The Eliminating Limits to Justice for Child Sex Abuse Victims Act
of 2021 will also be considered today.
This bill would enable survivors who were victims of over a dozen
federal child sex abuse offenses to seek civil damages in federal court – no
matter how long it has taken the survivor to process and disclose the abuse he
or she suffered.
Delayed disclosure has historically impacted survivor’s path to
justice. We can’t deter children in any way from speaking out against their
abusers.
We know from the Larry Nassar case and many other tragic examples
that it can take years for survivors to muster up the courage to come forward. This
bill sends a clear message to the victims of these horrendous crimes: We see
you, we hear you, and we support you.
I’d also like to discuss another example of the Justice
Department’s failure to respond to this committee’s oversight requests.
On February 3 last week, the Justice Department purported to respond
to five of my oversight letters in a single letter.
The department also noted that since January 20, 2021, I have “written
or joined approximately 50 letters to the department, representing about one
third of all letters the department received from Members of the United States
Senate.”
I’m not sure Attorney General Garland said that as a compliment.
In that letter, the department noted that I provided a binder of
unanswered letters to Attorney General Garland during his confirmation.
The department noted that it responded to those letters.
The department is dead wrong.
My staff made clear to the department last year that its so-called
responses include:
1.
Non-responsive letters that I’ve had for years. The department
essentially reissued the same letters.
2.
New response letters that failed to fully answer the questions
posed. You can put words on a piece of paper. That doesn’t mean it’s
responsive.
3.
The department failed to provide a single page of responsive
records.
As to the five letters the department said it responded to, they
failed there as well.
As part of my and Senator Johnson’s ongoing investigation into the
Biden family’s foreign business deals, we asked for FISA information on Patrick
Ho.
Patrick Ho was connected to the Chinese government’s intelligence
services. Hunter Biden reportedly represented him for one million dollars.
The department confirmed in federal court that it has FISA information
on Patrick Ho. But the department wrote
a letter to me and Senator Johnson saying that it couldn’t confirm the same.
The department again refused to explain why the Attorney General
won’t say whether Nicholas McQuaid is recused from the Hunter Biden criminal
case. Yet the department has publicly confirmed that other employees are not
involved in other criminal cases.
The department again refused to fully answer my and Senator
Johnson’s letters about the Mueller team wiping their government phones of
data. However, after pulling teeth to get documents from the department, it
provided records to me.
Unfortunately, those records were filled with improper FOIA
redactions. And they didn’t include the necessary spreadsheets.
I also want to know if career employees were consulted when the
Biden administration set its weak crime policy.
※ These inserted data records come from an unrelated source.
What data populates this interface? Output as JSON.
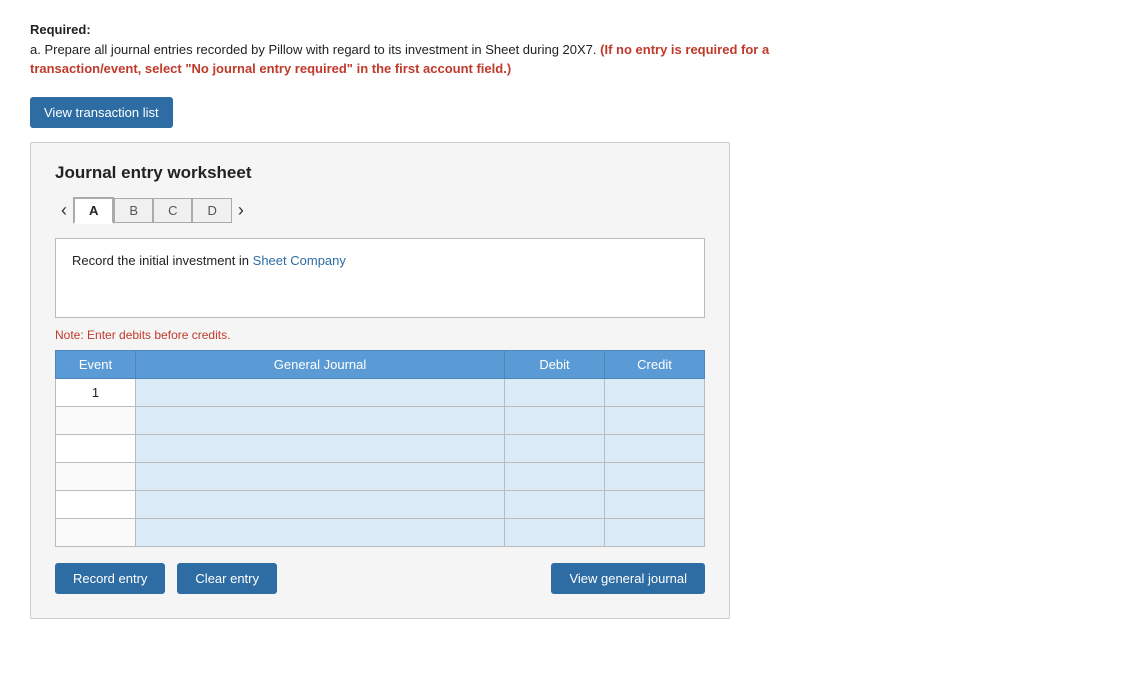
{
  "required": {
    "label": "Required:",
    "line1": "a. Prepare all journal entries recorded by Pillow with regard to its investment in Sheet during 20X7.",
    "bold_red": "(If no entry is required for a transaction/event, select \"No journal entry required\" in the first account field.)"
  },
  "view_transaction_btn": "View transaction list",
  "worksheet": {
    "title": "Journal entry worksheet",
    "tabs": [
      {
        "label": "A",
        "active": true
      },
      {
        "label": "B",
        "active": false
      },
      {
        "label": "C",
        "active": false
      },
      {
        "label": "D",
        "active": false
      }
    ],
    "description": "Record the initial investment in Sheet Company",
    "description_highlight": "Sheet Company",
    "note": "Note: Enter debits before credits.",
    "table": {
      "headers": [
        "Event",
        "General Journal",
        "Debit",
        "Credit"
      ],
      "rows": [
        {
          "event": "1",
          "journal": "",
          "debit": "",
          "credit": ""
        },
        {
          "event": "",
          "journal": "",
          "debit": "",
          "credit": ""
        },
        {
          "event": "",
          "journal": "",
          "debit": "",
          "credit": ""
        },
        {
          "event": "",
          "journal": "",
          "debit": "",
          "credit": ""
        },
        {
          "event": "",
          "journal": "",
          "debit": "",
          "credit": ""
        },
        {
          "event": "",
          "journal": "",
          "debit": "",
          "credit": ""
        }
      ]
    },
    "buttons": {
      "record": "Record entry",
      "clear": "Clear entry",
      "view_journal": "View general journal"
    }
  }
}
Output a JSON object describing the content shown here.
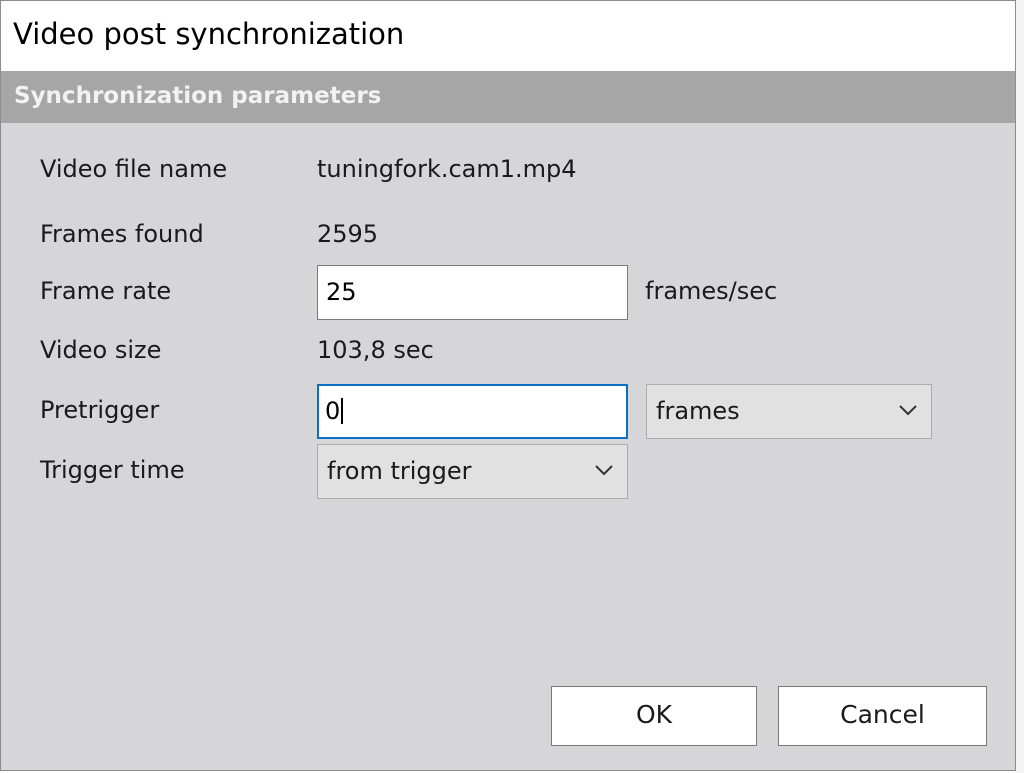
{
  "dialog": {
    "title": "Video post synchronization",
    "section_title": "Synchronization parameters"
  },
  "fields": {
    "video_file_name": {
      "label": "Video file name",
      "value": "tuningfork.cam1.mp4"
    },
    "frames_found": {
      "label": "Frames found",
      "value": "2595"
    },
    "frame_rate": {
      "label": "Frame rate",
      "value": "25",
      "unit": "frames/sec"
    },
    "video_size": {
      "label": "Video size",
      "value": "103,8 sec"
    },
    "pretrigger": {
      "label": "Pretrigger",
      "value": "0",
      "unit_selected": "frames"
    },
    "trigger_time": {
      "label": "Trigger time",
      "selected": "from trigger"
    }
  },
  "buttons": {
    "ok": "OK",
    "cancel": "Cancel"
  },
  "colors": {
    "dialog_bg": "#d6d5d8",
    "section_header_bg": "#a6a6a6",
    "focus_border": "#0b6fc4"
  },
  "icons": {
    "dropdown": "chevron-down-icon"
  }
}
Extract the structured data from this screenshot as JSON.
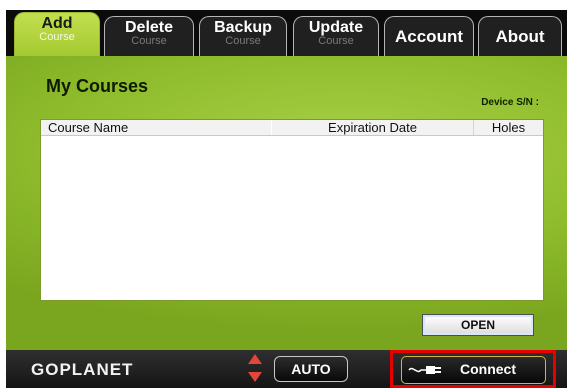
{
  "tabs": [
    {
      "main": "Add",
      "sub": "Course",
      "active": true
    },
    {
      "main": "Delete",
      "sub": "Course"
    },
    {
      "main": "Backup",
      "sub": "Course"
    },
    {
      "main": "Update",
      "sub": "Course"
    },
    {
      "main": "Account"
    },
    {
      "main": "About"
    }
  ],
  "panel": {
    "title": "My Courses",
    "device_sn_label": "Device S/N :",
    "columns": [
      "Course Name",
      "Expiration Date",
      "Holes"
    ],
    "rows": []
  },
  "open_button": "OPEN",
  "bottom": {
    "brand": "GOPLANET",
    "auto_label": "AUTO",
    "connect_label": "Connect"
  },
  "colors": {
    "panel_green": "#8fbd2d",
    "highlight_red": "#e60000",
    "arrow_red": "#e3453a"
  }
}
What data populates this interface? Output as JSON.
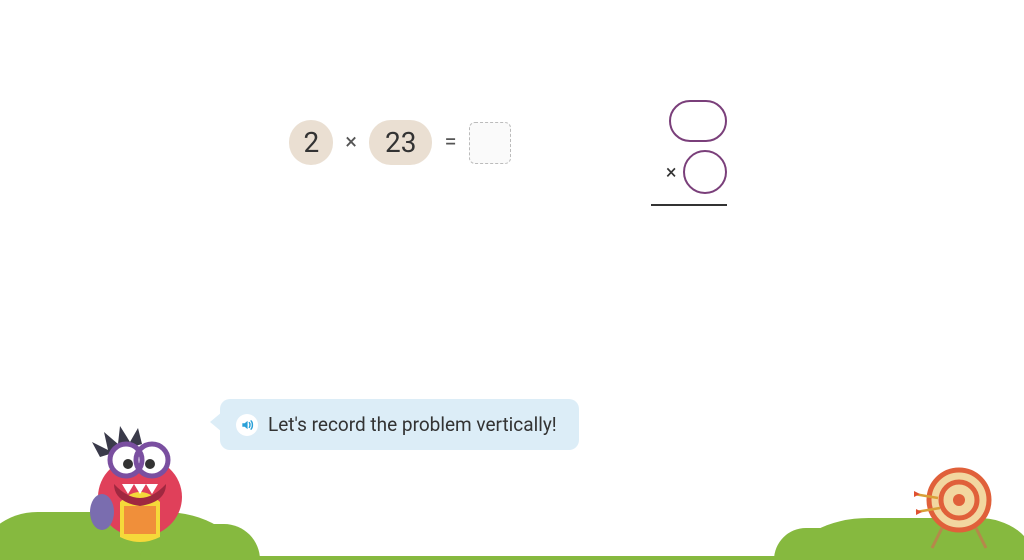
{
  "problem": {
    "multiplier": "2",
    "times_symbol": "×",
    "multiplicand": "23",
    "equals_symbol": "="
  },
  "vertical": {
    "times_symbol": "×"
  },
  "speech": {
    "text": "Let's record the problem vertically!"
  }
}
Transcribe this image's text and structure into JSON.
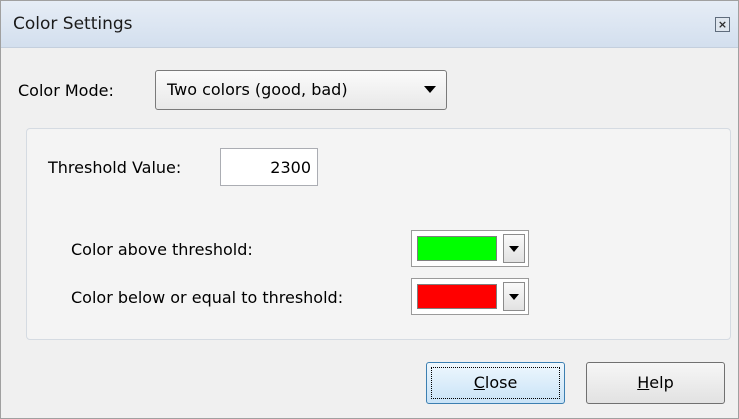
{
  "window": {
    "title": "Color Settings"
  },
  "color_mode": {
    "label": "Color Mode:",
    "selected": "Two colors (good, bad)"
  },
  "threshold": {
    "label": "Threshold Value:",
    "value": "2300"
  },
  "above": {
    "label": "Color above threshold:",
    "color": "#00ff00"
  },
  "below": {
    "label": "Color below or equal to threshold:",
    "color": "#ff0000"
  },
  "buttons": {
    "close": {
      "mnemonic": "C",
      "rest": "lose"
    },
    "help": {
      "mnemonic": "H",
      "rest": "elp"
    }
  }
}
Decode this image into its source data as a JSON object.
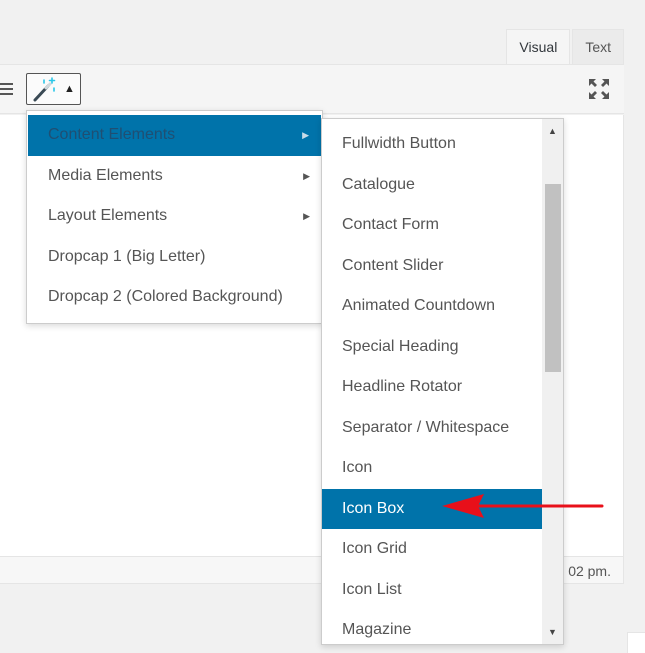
{
  "tabs": {
    "visual": "Visual",
    "text": "Text"
  },
  "toolbar": {
    "shortcode_icon": "magic-wand-icon",
    "caret": "▲",
    "fullscreen_icon": "fullscreen-icon"
  },
  "status": {
    "time_fragment": "02 pm."
  },
  "menu_primary": {
    "items": [
      {
        "label": "Content Elements",
        "has_submenu": true,
        "active": true
      },
      {
        "label": "Media Elements",
        "has_submenu": true
      },
      {
        "label": "Layout Elements",
        "has_submenu": true
      },
      {
        "label": "Dropcap 1 (Big Letter)",
        "has_submenu": false
      },
      {
        "label": "Dropcap 2 (Colored Background)",
        "has_submenu": false
      }
    ],
    "submenu_arrow": "▶"
  },
  "menu_submenu": {
    "items": [
      "Fullwidth Button",
      "Catalogue",
      "Contact Form",
      "Content Slider",
      "Animated Countdown",
      "Special Heading",
      "Headline Rotator",
      "Separator / Whitespace",
      "Icon",
      "Icon Box",
      "Icon Grid",
      "Icon List",
      "Magazine"
    ],
    "selected": "Icon Box",
    "scroll_up": "▲",
    "scroll_down": "▼"
  },
  "colors": {
    "accent": "#0073aa",
    "annotation_arrow": "#e8101a"
  }
}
Because if they weren’t, then
it would indicate political considerations infected the process. No answer.
As to my letter on COVID-19 and nursing home investigations, the department
is hiding behind its policy that it doesn’t comment on ongoing investigations.
As we all know, the department can speak to ongoing investigations
if they’re in the public interest.
So, the Biden Justice Department has essentially taken the
position that COVID-19 and nursing home deaths aren’t in the public
interest.
Simply put, the department’s conduct is a complete embarrassment.
Their conduct is a slap in the face to this committee.
Chairman Durbin, I’ll say it again: This committee must assert its
constitutional oversight authority on the Justice Department.